Göreve geldiğimizden beri ilk etapta zihinlere vurulan prangaları kırmaya çalıştık. Yapamayız, başaramayız, bizden bir şey olmaz algısının yerine yapabiliriz, başarabiliriz özgüvenini yerleştirmeye çalıştık. Bizim harcımız değil, daha çok ekmek yememiz lazım şeklindeki umutsuzluk aşılayan sözleri lügatimizden çıkardık.
Zor da olsa ciddi zaman da alsa on yıllardır milletimize empoze edilen öğrenilmiş çaresizlikleri ortadan kaldırmayı başardık.
Türkiye kimsenin müstemlekesi olmadığı gibi yan sanayi fikirlerin ikinci el düşüncelerin üretildiği bir ülke de değildir.
Önümüzdeki dönemde kuracağımız süper iletken çip üretim eviyle çok daha yüksek kapasiteli kuantum bilgisayarlara giden yolu da aşacağız. Başkalarına muhtaç bir ülke olmaktan çıkıp kendi kaynaklarımızı, potansiyelimizi en üst seviyede harekete geçirmek istiyoruz.
Tüm coğrafi bölgelerimizde, güçlü, dinamik bir Ar-Ge ve girişimcilik ekosistemi yarattık. Ar-Ge merkezi sayımızı 1329’a teknopark sayımızı 2’den 104’e yükselttik. Ülkemizin her ilinde toplam deneyap teknoloji atölyesi kurduk. İlk ve ortaöğretim müfredatlarına da bilgi teknolojileri dersleri koyduk.

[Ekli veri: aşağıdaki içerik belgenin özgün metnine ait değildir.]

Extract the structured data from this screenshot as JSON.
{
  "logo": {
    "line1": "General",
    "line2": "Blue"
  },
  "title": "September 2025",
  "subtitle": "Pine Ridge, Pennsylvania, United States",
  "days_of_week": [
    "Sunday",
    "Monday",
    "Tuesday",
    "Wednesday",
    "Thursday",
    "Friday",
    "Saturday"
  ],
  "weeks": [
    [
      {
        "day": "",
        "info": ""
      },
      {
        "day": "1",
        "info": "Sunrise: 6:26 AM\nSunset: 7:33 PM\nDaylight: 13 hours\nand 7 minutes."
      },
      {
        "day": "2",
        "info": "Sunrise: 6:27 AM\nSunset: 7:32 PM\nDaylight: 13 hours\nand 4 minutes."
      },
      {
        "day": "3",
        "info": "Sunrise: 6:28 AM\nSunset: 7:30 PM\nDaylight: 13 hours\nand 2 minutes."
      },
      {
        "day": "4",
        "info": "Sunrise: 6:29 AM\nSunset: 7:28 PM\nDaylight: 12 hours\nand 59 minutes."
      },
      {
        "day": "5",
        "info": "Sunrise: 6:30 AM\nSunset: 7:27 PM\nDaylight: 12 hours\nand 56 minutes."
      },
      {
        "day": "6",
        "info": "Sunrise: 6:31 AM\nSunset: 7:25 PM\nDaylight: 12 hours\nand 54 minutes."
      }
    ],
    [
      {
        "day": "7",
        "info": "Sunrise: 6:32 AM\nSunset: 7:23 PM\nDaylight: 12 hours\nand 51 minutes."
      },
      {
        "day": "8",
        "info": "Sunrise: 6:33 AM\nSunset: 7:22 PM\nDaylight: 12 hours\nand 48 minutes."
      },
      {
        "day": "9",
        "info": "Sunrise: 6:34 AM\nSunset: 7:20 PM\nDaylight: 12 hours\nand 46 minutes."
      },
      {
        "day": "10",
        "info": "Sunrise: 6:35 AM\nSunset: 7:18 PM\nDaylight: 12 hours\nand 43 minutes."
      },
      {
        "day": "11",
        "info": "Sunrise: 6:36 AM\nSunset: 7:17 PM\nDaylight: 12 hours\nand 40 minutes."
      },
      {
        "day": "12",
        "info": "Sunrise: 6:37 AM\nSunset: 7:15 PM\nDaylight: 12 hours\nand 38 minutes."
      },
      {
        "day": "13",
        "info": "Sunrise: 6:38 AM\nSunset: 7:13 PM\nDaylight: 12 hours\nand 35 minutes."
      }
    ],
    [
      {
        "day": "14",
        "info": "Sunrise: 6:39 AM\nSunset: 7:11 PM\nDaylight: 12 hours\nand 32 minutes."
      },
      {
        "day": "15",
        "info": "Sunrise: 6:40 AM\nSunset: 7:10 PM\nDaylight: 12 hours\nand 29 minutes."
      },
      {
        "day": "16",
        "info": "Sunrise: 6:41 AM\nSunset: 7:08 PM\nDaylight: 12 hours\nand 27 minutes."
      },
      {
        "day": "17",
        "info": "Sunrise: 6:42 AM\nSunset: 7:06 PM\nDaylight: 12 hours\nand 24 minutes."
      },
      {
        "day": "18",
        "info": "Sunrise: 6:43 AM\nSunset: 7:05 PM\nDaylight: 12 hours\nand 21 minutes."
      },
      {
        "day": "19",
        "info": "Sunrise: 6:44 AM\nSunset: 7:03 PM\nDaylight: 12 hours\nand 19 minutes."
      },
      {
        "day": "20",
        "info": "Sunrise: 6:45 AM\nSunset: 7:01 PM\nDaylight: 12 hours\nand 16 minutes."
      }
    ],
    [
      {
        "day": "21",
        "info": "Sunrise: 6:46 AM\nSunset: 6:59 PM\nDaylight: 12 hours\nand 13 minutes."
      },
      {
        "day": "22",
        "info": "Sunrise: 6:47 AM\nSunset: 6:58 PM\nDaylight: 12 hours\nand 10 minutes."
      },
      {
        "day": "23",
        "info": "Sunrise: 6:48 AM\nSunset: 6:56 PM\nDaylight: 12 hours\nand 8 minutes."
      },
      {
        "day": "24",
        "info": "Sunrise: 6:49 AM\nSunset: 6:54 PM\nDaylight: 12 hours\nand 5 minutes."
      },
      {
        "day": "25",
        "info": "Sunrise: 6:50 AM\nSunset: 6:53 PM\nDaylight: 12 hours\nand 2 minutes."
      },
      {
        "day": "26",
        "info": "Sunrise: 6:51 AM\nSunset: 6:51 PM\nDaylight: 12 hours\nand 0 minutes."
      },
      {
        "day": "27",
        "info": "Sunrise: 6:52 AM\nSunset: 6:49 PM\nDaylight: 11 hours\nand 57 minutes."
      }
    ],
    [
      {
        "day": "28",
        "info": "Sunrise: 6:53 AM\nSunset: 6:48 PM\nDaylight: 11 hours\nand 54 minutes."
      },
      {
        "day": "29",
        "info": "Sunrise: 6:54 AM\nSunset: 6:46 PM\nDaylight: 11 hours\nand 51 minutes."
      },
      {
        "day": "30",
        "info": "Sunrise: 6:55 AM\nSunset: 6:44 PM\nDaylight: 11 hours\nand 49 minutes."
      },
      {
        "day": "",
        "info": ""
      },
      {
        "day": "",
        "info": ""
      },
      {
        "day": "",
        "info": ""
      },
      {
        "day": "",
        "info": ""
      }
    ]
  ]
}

TÜBİTAK ile 32 bin 940 projeye toplam 128 milyar TL tutarında destek sağladık. Teknofest yarışmalarıyla gençlerimizi büyük bir heyecanla icat peşinde koşmaya teşvik ediyoruz. Bu sene 9.’su düzenlenen Teknofest’e 50 farklı kategoride başvurular yapıldı.
Suriye başta olmak üzere son dönemde bölgemizde yaşanan her hadise hatırlatıyor ki, Türkiye Türkiye’den daha büyüktür. İnsan nasıl kaderinden kaçarak kurtulamazsa Türkiye de mukadderatından kaçamaz. Kendi ülkelerine başkalarının gözünden bakanlar bunu fark edemeyebilir. Türkiye’nin Libya’da, Somali’de ne işi var diyenler bu vizyonu idrak edemeyebilir.
Türkiye’nin başarılarına sevinemeyenleri kendi haset dolu dünyalarında komplo teorileriyle baş başa bırakıyoruz. Milletiyle duygudaşlığını kaybetmiş olanlara ne söylesek boş. Biz onlarla vakit kaybetmeyeceğiz. Biz önümüze bakacağız, hedeflerimize odaklanacağız.
Sizler uzmanlık alanlarınızda icra ettiğiniz bilimsel faaliyetlerle, yalnızca akademi camiasına değil, ülkemize ve dünyaya da yeni ufuklar kazandırıyorzunuz. Bu çalışmalara hergün bir yenisini ekleyerek sizi rehber kabul eden gençlerimizi teşvik ederek 2023 ve 2071 vizyonumuzun mimarı da sizler olacaksınız."